A Companhia Mercenária do Sul - Capítulo 26
O grupo chegou às ruas de Gurvralo pela noite. Naquele horário, o luar era a única coisa que iluminava os paralelepípedos do calçamento, uma vez que os poucos lampiões e lanternas da rua foram quebrados por algum arruaceiro há muito tempo atrás.
O primeiro passo para a caçada era conseguir informações com locais. Como feiticeiros do Vivo e Intocável podiam sentir a presença um do outro, Marí foi a primeira a constatar que a menina estava de fato na cidade, por mais que o resto da trupe duvidasse.
O major Nico, que havia se tornado o cocheiro do grupo, parou a carroça no lugar que a feiticeira ruiva indicara minutos antes. Era um imóvel pintado em um tom pastel de amarelo, provavelmente dessa cor devido a anos de sol e chuva. Parecia uma pensão abandonada, com a madeira dos portais e das janelas desgastada, o reboco derrubado revelando tijolos tortos e de tamanhos diferentes, encaixados sem o capricho necessário para chamar aquilo de parede. Era uma verdadeira ofensa à alvenaria.
Tadeu, Tevoul e Marí desceram da carroça e pararam na porta do lugar, Nico se mantinha afastado. Os mercenários espiaram pelas janelas, mas nada foi encontrado.
— É aqui mesmo? — Tadeu perguntou para a moça.
— Não deixe a fachada te enganar. Da última vez que eu vim aqui, estava tão miserável quanto agora.
Ela caminhou até a porta e a golpeou com três toques rápidos. Esperou pela resposta, que veio na forma de três batidas na mesma intensidade que as suas.
— Constan de Danuvralo, Mestre Adonias, 3159! — ela exclamou.
Duas vozes cochicharam do outro lado da parede, logo transformando-se em passos apressados.
— Algum tipo de código do Sindicato?
— Mais ou menos — respondeu. — É um protocolo de entrada para ter certeza que ninguém inconveniente entre sem autorização.
O mercenário só tinha ouvido boatos sobre o Sindicato até aquele momento, sem fazer qualquer ideia de como operavam.

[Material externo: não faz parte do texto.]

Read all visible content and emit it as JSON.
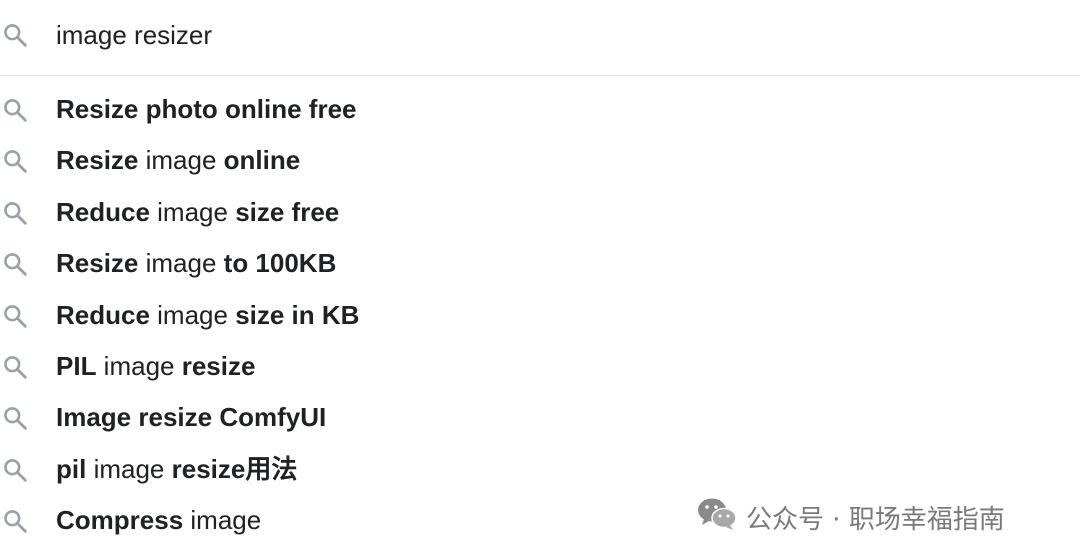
{
  "search": {
    "query": "image resizer",
    "icon": "search-icon"
  },
  "suggestions": [
    {
      "parts": [
        {
          "text": "Resize photo online free",
          "bold": true
        }
      ]
    },
    {
      "parts": [
        {
          "text": "Resize",
          "bold": true
        },
        {
          "text": " image ",
          "bold": false
        },
        {
          "text": "online",
          "bold": true
        }
      ]
    },
    {
      "parts": [
        {
          "text": "Reduce",
          "bold": true
        },
        {
          "text": " image ",
          "bold": false
        },
        {
          "text": "size free",
          "bold": true
        }
      ]
    },
    {
      "parts": [
        {
          "text": "Resize",
          "bold": true
        },
        {
          "text": " image ",
          "bold": false
        },
        {
          "text": "to 100KB",
          "bold": true
        }
      ]
    },
    {
      "parts": [
        {
          "text": "Reduce",
          "bold": true
        },
        {
          "text": " image ",
          "bold": false
        },
        {
          "text": "size in KB",
          "bold": true
        }
      ]
    },
    {
      "parts": [
        {
          "text": "PIL",
          "bold": true
        },
        {
          "text": " image ",
          "bold": false
        },
        {
          "text": "resize",
          "bold": true
        }
      ]
    },
    {
      "parts": [
        {
          "text": "Image resize ComfyUI",
          "bold": true
        }
      ]
    },
    {
      "parts": [
        {
          "text": "pil",
          "bold": true
        },
        {
          "text": " image ",
          "bold": false
        },
        {
          "text": "resize用法",
          "bold": true
        }
      ]
    },
    {
      "parts": [
        {
          "text": "Compress",
          "bold": true
        },
        {
          "text": " image",
          "bold": false
        }
      ]
    }
  ],
  "watermark": {
    "text": "公众号 · 职场幸福指南",
    "icon": "wechat-icon"
  },
  "colors": {
    "text": "#202124",
    "icon": "#9aa0a6",
    "divider": "#dadce0",
    "watermark": "#7a7a7a"
  }
}
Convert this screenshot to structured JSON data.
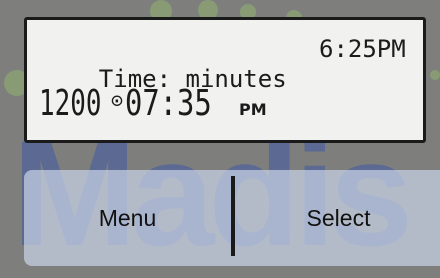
{
  "display": {
    "line1_label": "Time: minutes",
    "line1_time": "6:25PM",
    "line2_prefix": "1200",
    "line2_clock_symbol": "⊙",
    "line2_time": "07:35",
    "line2_ampm": "PM"
  },
  "softkeys": {
    "left_label": "Menu",
    "right_label": "Select"
  },
  "watermark": {
    "brand_text": "Madis"
  }
}
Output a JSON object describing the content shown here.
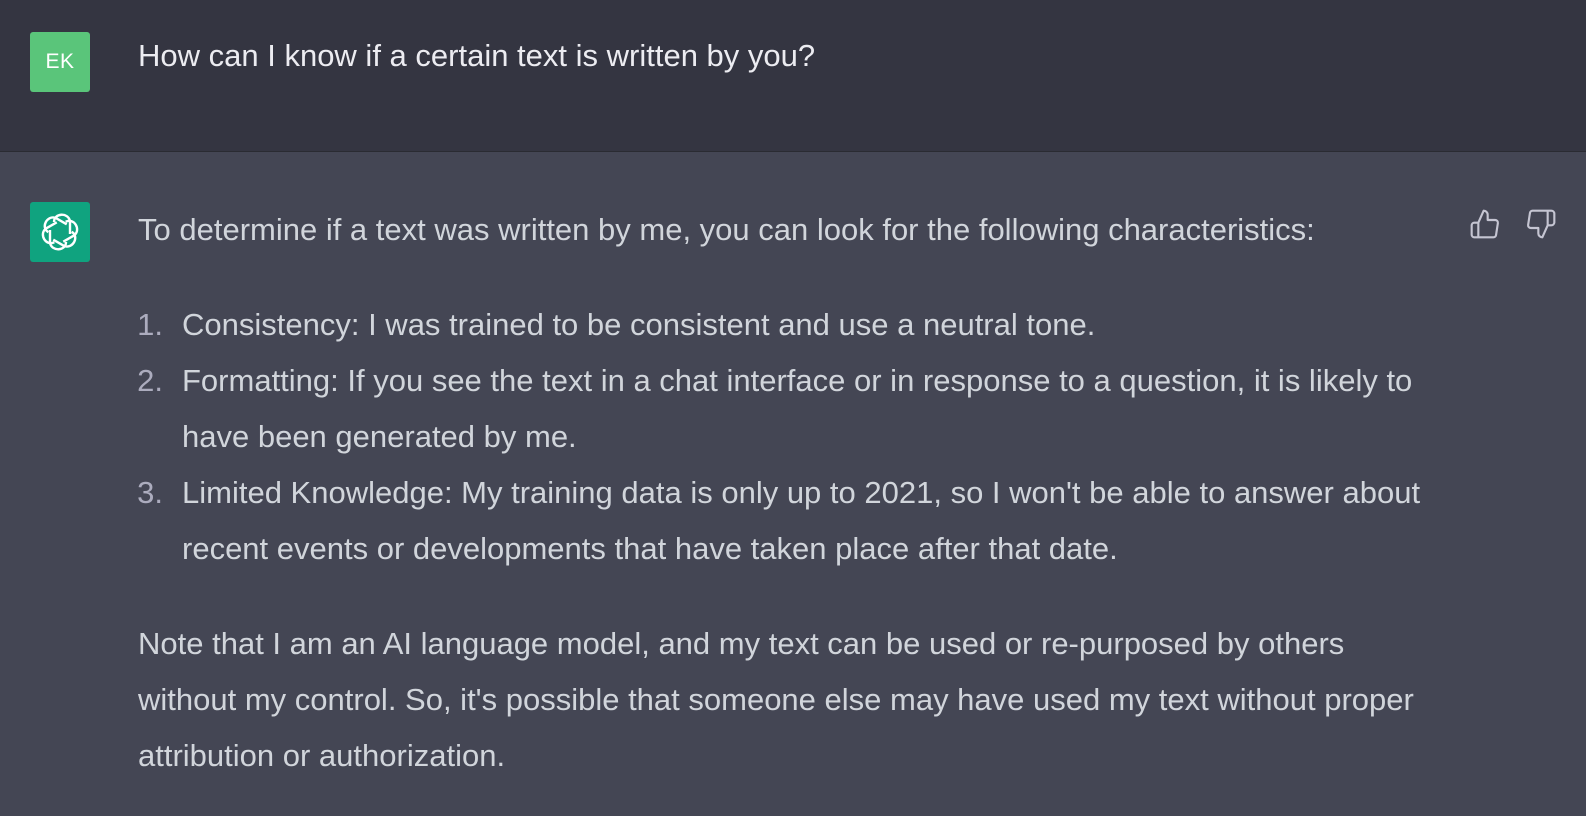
{
  "user_message": {
    "avatar_initials": "EK",
    "avatar_color": "#5ac57a",
    "text": "How can I know if a certain text is written by you?"
  },
  "assistant_message": {
    "avatar_icon": "openai-logo-icon",
    "avatar_color": "#10a37f",
    "intro": "To determine if a text was written by me, you can look for the following characteristics:",
    "points": [
      {
        "number": "1.",
        "text": "Consistency: I was trained to be consistent and use a neutral tone."
      },
      {
        "number": "2.",
        "text": "Formatting: If you see the text in a chat interface or in response to a question, it is likely to have been generated by me."
      },
      {
        "number": "3.",
        "text": "Limited Knowledge: My training data is only up to 2021, so I won't be able to answer about recent events or developments that have taken place after that date."
      }
    ],
    "outro": "Note that I am an AI language model, and my text can be used or re-purposed by others without my control. So, it's possible that someone else may have used my text without proper attribution or authorization.",
    "feedback": {
      "thumbs_up_icon": "thumbs-up-icon",
      "thumbs_down_icon": "thumbs-down-icon"
    }
  },
  "colors": {
    "user_bg": "#343541",
    "assistant_bg": "#444654",
    "text": "#d1d5db"
  }
}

No Sul, como a Igreja de Goren era mais tolerante com ensinadores independentes, problemas com membros da sociedade ilegal eram raros. Mas as coisas eram diferentes no Norte. A Igreja de Kolur era rígida com os sindicalistas, muitas vezes ao ponto de apontarem armas um ao outro. Relatos de terrorismo, sequestros e assassinatos eram só parte do que ele ouvira sobre tal grupo quando as coisas esquentavam.
O trio esperou por uma resposta do interior, mas ela demorou mais que o previsto. Enquanto aguardavam, notaram o major Nico se aproximar em uma posição retraída, em uma tentativa forçada de colaboração.
— Aqui é uma sede do Sindicato, não é? — ele murmurou.
— “Salão de encontro” é mais apropriado. É aqui que pessoas de outras regiões podem falar com representantes locais. A união local fica em outro ponto da cidade, bem longe desse.
A porta se abriu assim que a feiticeira de olhos coloridos se calou, lançando a luz dos lampiões internos para a rua escura. Revelou-se um homem alto, de idade um pouco avançada, vestido de um casaco preto e uma cartola comprida, além de um bigode estranhamente longo que descia até o queixo.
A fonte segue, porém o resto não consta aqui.